Why the Soda Tax Will Completely Backfire


The unfortunate reality that Americans are overweight raises valid questions concerning our countries dietary habits-but placing a tax on personal choices is ineffective and carries unintended consequences. Cigarette tax, for example, has created a black market and criminalized the lower class. If a smoker can’t afford to legally buy cigarettes, they’ll go to the entrepreneur who buys cartons from Native American smoke shops and sells them on the street.

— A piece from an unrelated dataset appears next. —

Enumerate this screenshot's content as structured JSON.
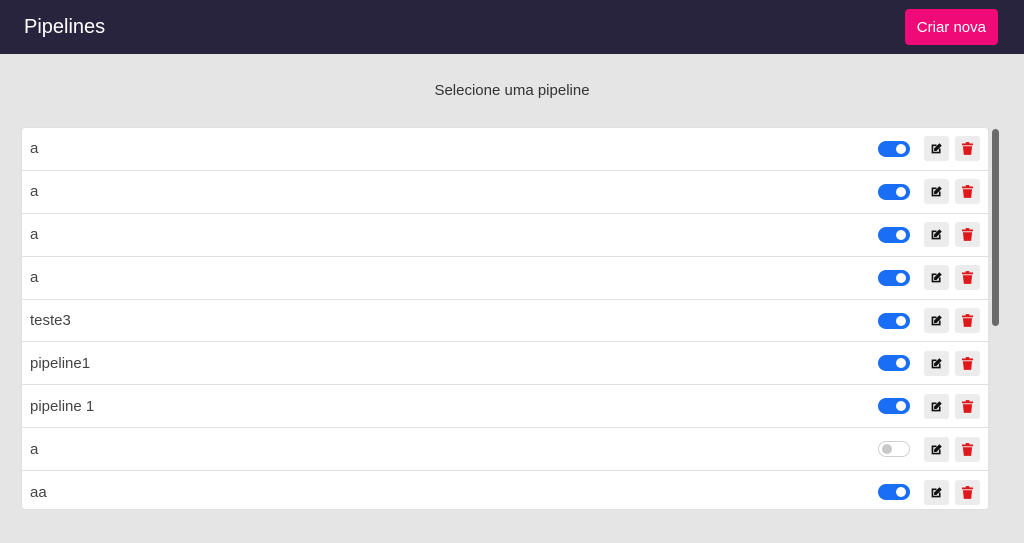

Rather than taxing soda, we should implement an effective public awareness campaign. Persuading people to make their own decisions has been proven more effective than attempting to force people to do so. In the 1990’s, the Harvard School of Public Health masterfully rolled out the “Designated Driver” campaign with huge success. To this day, the “designated driver” is practically a requirement for social outings whereas prior to the campaign such a notion never existed.
Another troubling aspect of the soda tax is the fact that the proposal comes from Michael Bloomberg-the same man who made sweetened Snapple drinks the official beverage of New York’s high school vending machines. Can somebody say hypocrisy? The $116 million dollar deal didn’t prove profitable and was therefore axed in 2009.
The point is that rather than forcing people into health conscience decisions that may unintentionally criminalize the lower class, our government should step up as leaders and persuade, rather than force, sugar lovers to cut back in order to save their own health. Americans should be encouraged to value themselves enough to care about what they are injesting.